Semua hal diatas hanyalah pepesan kosong yang tiada arti. Betapa tidak kemiskinan masih menjamur dalam negeri yang kaya akan SDA ini. Sebagai mana maklum, menjadi miskin pasti bukanlah pilihan. Berangkat dari persoalan tentang akses terhadap keadilan dimanapemerintah lebih berpihak kepada pemodal (investor) daripada rakyatnya yang semakin hari semakin miskin.Rakyat menjadi miskin bukan karena malas, melainkan karena daya ekonomi dan sosialnya tidak diberikan oleh negara. Kesempatan kerja sangat minim, ruang kerja informal sangat sedikit sementara upah kerja juga minim. Hal ini membuat rakyat hidup miskin dan serba kekurangan. Sementara negara tidak pernah selesai dengan masalah korupsi dan nepotisme, kebijakan yang dikeluarkan negara dikriminatif dan represif, dan kurangnya partisipasi publik dalam setiap pembuatan kebijakan.

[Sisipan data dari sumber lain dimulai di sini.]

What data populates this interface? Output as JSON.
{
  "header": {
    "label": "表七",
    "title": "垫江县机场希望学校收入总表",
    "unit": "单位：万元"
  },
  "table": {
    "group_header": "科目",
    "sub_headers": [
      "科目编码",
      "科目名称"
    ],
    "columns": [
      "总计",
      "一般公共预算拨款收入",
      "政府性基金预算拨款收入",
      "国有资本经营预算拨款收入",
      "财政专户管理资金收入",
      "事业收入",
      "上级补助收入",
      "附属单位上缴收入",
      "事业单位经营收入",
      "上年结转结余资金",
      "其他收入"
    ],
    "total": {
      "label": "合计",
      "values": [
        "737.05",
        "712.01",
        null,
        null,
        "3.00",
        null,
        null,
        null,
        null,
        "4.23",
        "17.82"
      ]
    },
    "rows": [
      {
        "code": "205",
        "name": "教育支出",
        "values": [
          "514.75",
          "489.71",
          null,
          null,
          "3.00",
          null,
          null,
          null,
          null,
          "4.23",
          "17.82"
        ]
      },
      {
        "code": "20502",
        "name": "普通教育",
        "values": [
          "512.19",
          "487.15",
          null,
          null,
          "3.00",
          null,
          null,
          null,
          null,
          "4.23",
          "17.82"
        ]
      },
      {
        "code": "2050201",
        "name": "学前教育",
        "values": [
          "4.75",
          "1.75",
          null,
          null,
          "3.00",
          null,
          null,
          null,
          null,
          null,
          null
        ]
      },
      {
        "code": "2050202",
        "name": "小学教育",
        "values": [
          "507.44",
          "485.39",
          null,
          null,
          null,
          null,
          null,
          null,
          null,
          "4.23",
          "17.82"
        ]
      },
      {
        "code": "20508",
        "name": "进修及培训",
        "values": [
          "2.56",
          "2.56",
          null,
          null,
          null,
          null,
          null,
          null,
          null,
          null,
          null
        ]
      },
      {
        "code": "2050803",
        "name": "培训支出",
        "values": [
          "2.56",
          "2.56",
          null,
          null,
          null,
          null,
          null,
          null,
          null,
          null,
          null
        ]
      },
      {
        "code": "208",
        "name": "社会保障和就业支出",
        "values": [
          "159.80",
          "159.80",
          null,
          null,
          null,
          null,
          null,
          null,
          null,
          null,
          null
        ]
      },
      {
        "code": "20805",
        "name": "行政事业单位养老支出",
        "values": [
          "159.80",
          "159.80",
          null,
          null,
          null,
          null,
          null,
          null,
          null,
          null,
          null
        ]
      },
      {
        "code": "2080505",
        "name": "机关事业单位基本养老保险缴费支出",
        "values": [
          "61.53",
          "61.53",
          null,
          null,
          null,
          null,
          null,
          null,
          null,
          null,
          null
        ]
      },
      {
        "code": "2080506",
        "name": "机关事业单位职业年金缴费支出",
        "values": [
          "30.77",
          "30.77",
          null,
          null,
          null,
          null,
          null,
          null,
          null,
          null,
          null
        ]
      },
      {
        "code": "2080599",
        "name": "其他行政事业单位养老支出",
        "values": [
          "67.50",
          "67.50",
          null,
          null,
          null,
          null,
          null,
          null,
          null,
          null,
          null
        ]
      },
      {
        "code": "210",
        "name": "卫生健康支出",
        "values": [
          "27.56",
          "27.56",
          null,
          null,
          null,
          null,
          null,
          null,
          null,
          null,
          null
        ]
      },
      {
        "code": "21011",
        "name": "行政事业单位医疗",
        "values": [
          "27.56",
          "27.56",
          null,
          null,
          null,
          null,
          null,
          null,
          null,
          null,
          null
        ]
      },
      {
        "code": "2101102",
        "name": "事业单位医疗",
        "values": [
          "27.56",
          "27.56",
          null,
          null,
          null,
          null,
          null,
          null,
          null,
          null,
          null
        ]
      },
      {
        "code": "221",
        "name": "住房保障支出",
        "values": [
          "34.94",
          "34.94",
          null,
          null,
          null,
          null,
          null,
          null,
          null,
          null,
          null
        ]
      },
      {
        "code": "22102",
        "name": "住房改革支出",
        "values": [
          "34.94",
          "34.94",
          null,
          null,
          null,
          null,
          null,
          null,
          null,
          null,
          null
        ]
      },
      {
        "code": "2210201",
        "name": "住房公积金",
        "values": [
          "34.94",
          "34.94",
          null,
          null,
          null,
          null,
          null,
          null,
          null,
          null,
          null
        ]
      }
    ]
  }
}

Tidak sulit untuk mengenali kemiskinan dalam kehidupan sehari-hari di sekitar kita. Kehidupan keluarga miskin, apalagi yang sangat miskin, terlihat berbeda dengan yang tidak miskin. Pakaian yang dikenakan dan rumah yang ditinggali memperlihatkan ciri menyolok dari kondisi miskin mereka. Ketidakcukupan pangan dan gizi adalah soal yang kadang tidak terlihat namun bisa dipastikan dihadapi mereka. Soal kekurangan lain yang bisa diduga adalah lemahnya akses kepada layanan kesehatan dan pendidikan karena tidak memiliki dana yang cukup. Sedangkan soal yang samar namun terasa adalah kondisi psikologis mereka yang sebagiannya sudah berevolusi menjadi sikap budaya sebagai orang miskin.
Tak terhitung lagi betapa banyak produk kebijakan negara “katanya” yang berkaitan langsung dengan kepentingan publik, yang tak sejalan dengan aspirasi masyarakat umum.Oleh sebab itu, diperlukan kontrol yang lebih kuat dan ketat lagi dari berbagai kelompok kepentingan seperti organisasi sosial-kemasyarakatan, LSM, media massa, komunitas kampus, intelektual independen, dan aneka ragam kelompok kritis lainnya. Sebab, mereka inilah yang mempunyai kemampuan dalam mengartikulasikan pandangan dan sikap kritisisme terhadap isu-isu penting dan persoalan krusial di masyarakat. Kontrol publik ini sangat penting terutama untuk mencegah berbagai bentuk penyelewengan kekuasaan, yang mengingkari cita-cita dan perjuangan pencapaian tujuan negara.